Friday, April 30, 2010

The Lower Taxman Cometh

Carlyle Group co-founder William Conway spoke Down Under on the subject of taxes.

"But people want to know what the rules are and they don't want the rules to change."

"Like interest rates, taxes are a cost of doing business," Mr Conway said. "You take that into account when you decide how much you can afford to pay.

"To the extent that taxes are higher here than in other places in the world, capital is going to flow to where it can. It matters and it will affect the returns that are earned and that will affect whether or not you do a deal. But it doesn't mean there won't be any transactions done because certainly there will be."

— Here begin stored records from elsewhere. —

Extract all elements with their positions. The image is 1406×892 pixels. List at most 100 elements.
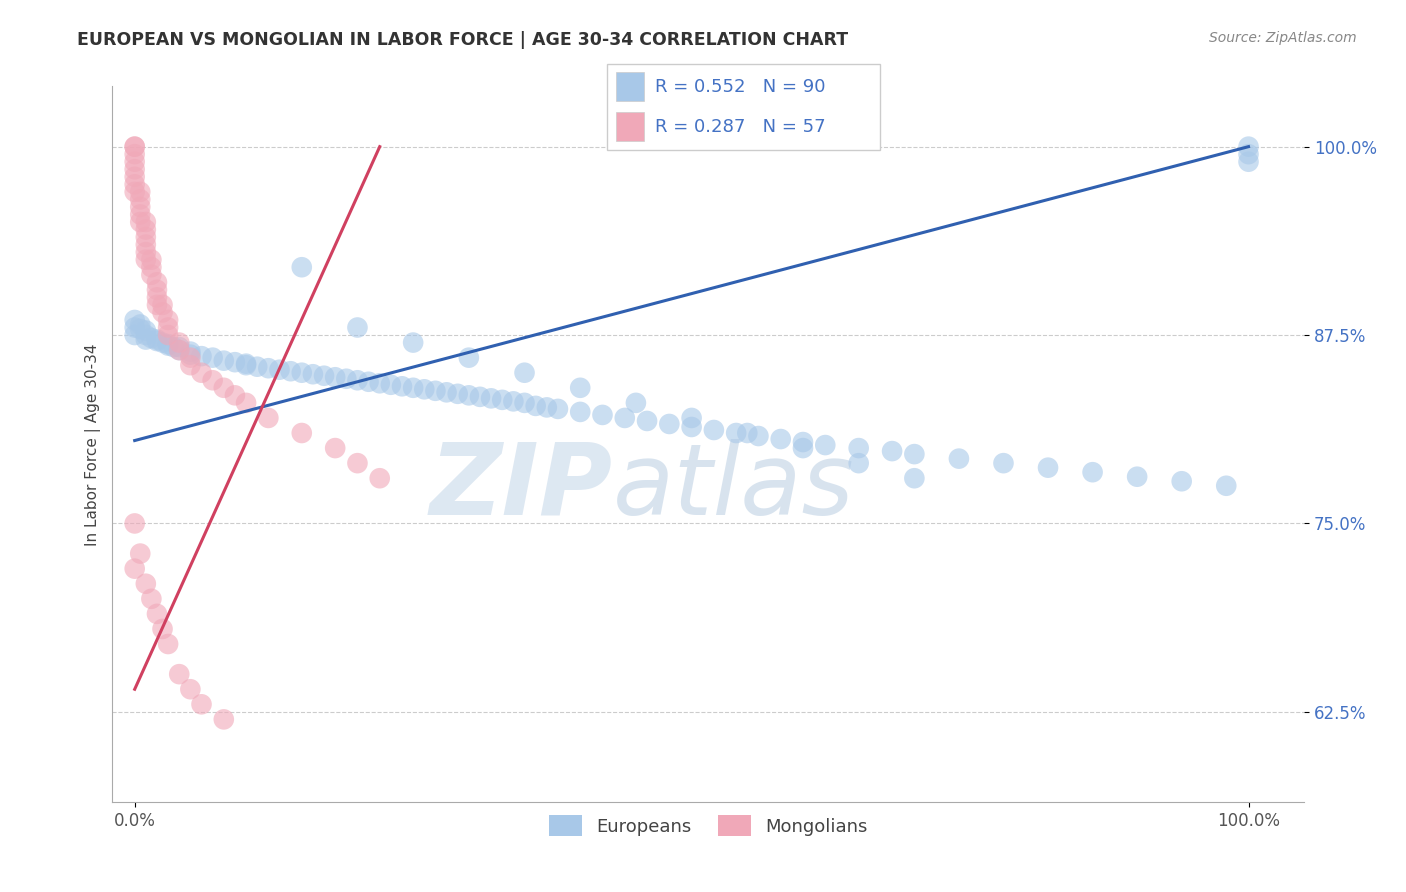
Point [179, 348, 201, 362]
Point [167, 343, 190, 358]
Point [592, 408, 614, 422]
Point [457, 388, 479, 402]
Point [302, 368, 325, 382]
Point [135, 230, 157, 244]
Point [335, 372, 357, 386]
Point [179, 682, 201, 697]
Point [291, 366, 314, 380]
Point [163, 340, 186, 354]
Point [212, 381, 235, 395]
Point [157, 320, 180, 334]
Point [124, 313, 146, 327]
Point [141, 268, 163, 282]
Point [201, 373, 224, 387]
Point [135, 215, 157, 229]
Point [681, 420, 703, 434]
Point [792, 435, 814, 450]
Point [346, 373, 368, 387]
Point [157, 337, 180, 351]
Point [167, 340, 190, 354]
Point [269, 362, 291, 376]
Point [124, 139, 146, 153]
Point [146, 298, 169, 312]
Point [167, 343, 190, 358]
FancyBboxPatch shape [607, 64, 880, 150]
Point [141, 591, 163, 606]
Point [457, 351, 479, 365]
Point [157, 338, 180, 352]
Point [212, 712, 235, 726]
Point [814, 438, 837, 452]
Point [848, 456, 870, 470]
Point [681, 411, 703, 425]
Point [129, 215, 152, 229]
Point [157, 637, 180, 651]
Point [124, 169, 146, 184]
Point [152, 335, 174, 350]
Text: Source: ZipAtlas.com: Source: ZipAtlas.com [1209, 31, 1357, 45]
Point [190, 349, 212, 363]
Point [1215, 479, 1237, 493]
Point [725, 425, 748, 440]
Text: EUROPEAN VS MONGOLIAN IN LABOR FORCE | AGE 30-34 CORRELATION CHART: EUROPEAN VS MONGOLIAN IN LABOR FORCE | A… [77, 31, 848, 49]
Point [201, 351, 224, 365]
Point [146, 283, 169, 297]
Point [124, 162, 146, 177]
Point [291, 260, 314, 275]
Point [129, 318, 152, 332]
Point [323, 441, 346, 455]
Point [291, 425, 314, 440]
Point [792, 441, 814, 455]
Point [129, 207, 152, 221]
Y-axis label: In Labor Force | Age 30-34: In Labor Force | Age 30-34 [86, 343, 101, 546]
Point [135, 333, 157, 347]
Point [129, 193, 152, 207]
Point [402, 335, 425, 350]
Point [141, 260, 163, 275]
Bar [616, 72, 644, 101]
Point [224, 388, 246, 402]
Point [903, 471, 925, 485]
Point [1237, 154, 1260, 169]
Point [146, 334, 169, 348]
Point [346, 456, 368, 470]
Point [146, 290, 169, 304]
Point [135, 245, 157, 260]
Text: ZIP: ZIP [430, 439, 613, 536]
Point [1237, 147, 1260, 161]
Point [124, 516, 146, 531]
Point [491, 392, 513, 407]
Point [391, 379, 413, 393]
Point [190, 366, 212, 380]
Point [636, 414, 658, 428]
Point [903, 447, 925, 461]
Point [658, 417, 681, 431]
Point [368, 471, 391, 485]
Point [152, 305, 174, 319]
Point [141, 331, 163, 345]
Point [124, 147, 146, 161]
Point [135, 576, 157, 591]
Text: R = 0.287   N = 57: R = 0.287 N = 57 [655, 118, 825, 136]
Point [235, 396, 257, 410]
Point [380, 377, 402, 392]
Point [425, 384, 447, 398]
Point [129, 547, 152, 561]
Point [502, 394, 524, 409]
Point [737, 425, 759, 440]
Point [948, 451, 970, 466]
Point [368, 376, 391, 391]
Point [152, 622, 174, 636]
Point [167, 667, 190, 681]
Point [135, 324, 157, 338]
Point [747, 429, 769, 443]
Point [447, 387, 470, 401]
Point [167, 335, 190, 350]
Point [129, 200, 152, 214]
Point [146, 275, 169, 289]
Point [124, 154, 146, 169]
Point [141, 252, 163, 267]
Point [124, 139, 146, 153]
Point [179, 358, 201, 372]
Point [124, 185, 146, 199]
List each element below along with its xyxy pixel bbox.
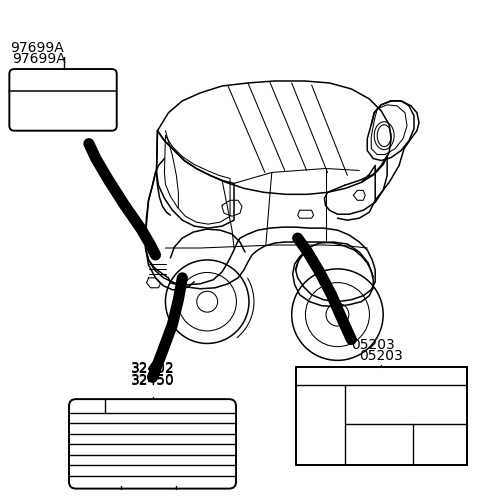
Text: 32402: 32402 bbox=[131, 361, 174, 375]
Text: 97699A: 97699A bbox=[12, 52, 66, 66]
Text: 97699A: 97699A bbox=[11, 41, 64, 55]
Text: 32402: 32402 bbox=[131, 362, 174, 376]
Text: 32450: 32450 bbox=[131, 373, 174, 387]
Text: 32450: 32450 bbox=[131, 374, 174, 388]
Text: 05203: 05203 bbox=[351, 338, 395, 352]
Text: 05203: 05203 bbox=[360, 349, 403, 363]
Bar bbox=[296, 367, 467, 465]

Code speak applies to Australia and any countries listening. Capital is water, flowing where it can. Only H2O doesn't require 30% annual expansion.

Surely, Conway's words made it to America. Obama's deficit commission kicked off with a campaign style event from the Peter G. Peterson Foundation. Peterson made his billions in the same field as Conway, private equity underwriting (PEU). Along the way, Peterson appointed Tim Geithner head of the New York Fed. Tim helped design and push regulatory reform, where PEU's get a virtual free pass.

The same day Conway's quote hit the airwaves, Carlyle bet big on structured credit, untradeable junk in the 2008 meltdown. If Uncle Sam's PPIP played a role in bringing back CDO pricing, that's worth something in taxes.

Obama's Deficit Commission is co-chaired by a PEU. Erskine Bowles started Carousel Capital. He remains a Senior Adviser with the firm. Early code talk from the Deficit Commission favors lower corporate taxes. Remember Red and Blue deficit nominees, "people don't want the rules to change," except in their favor. I believe Red & Blue Corporacrats already have the message well internalized.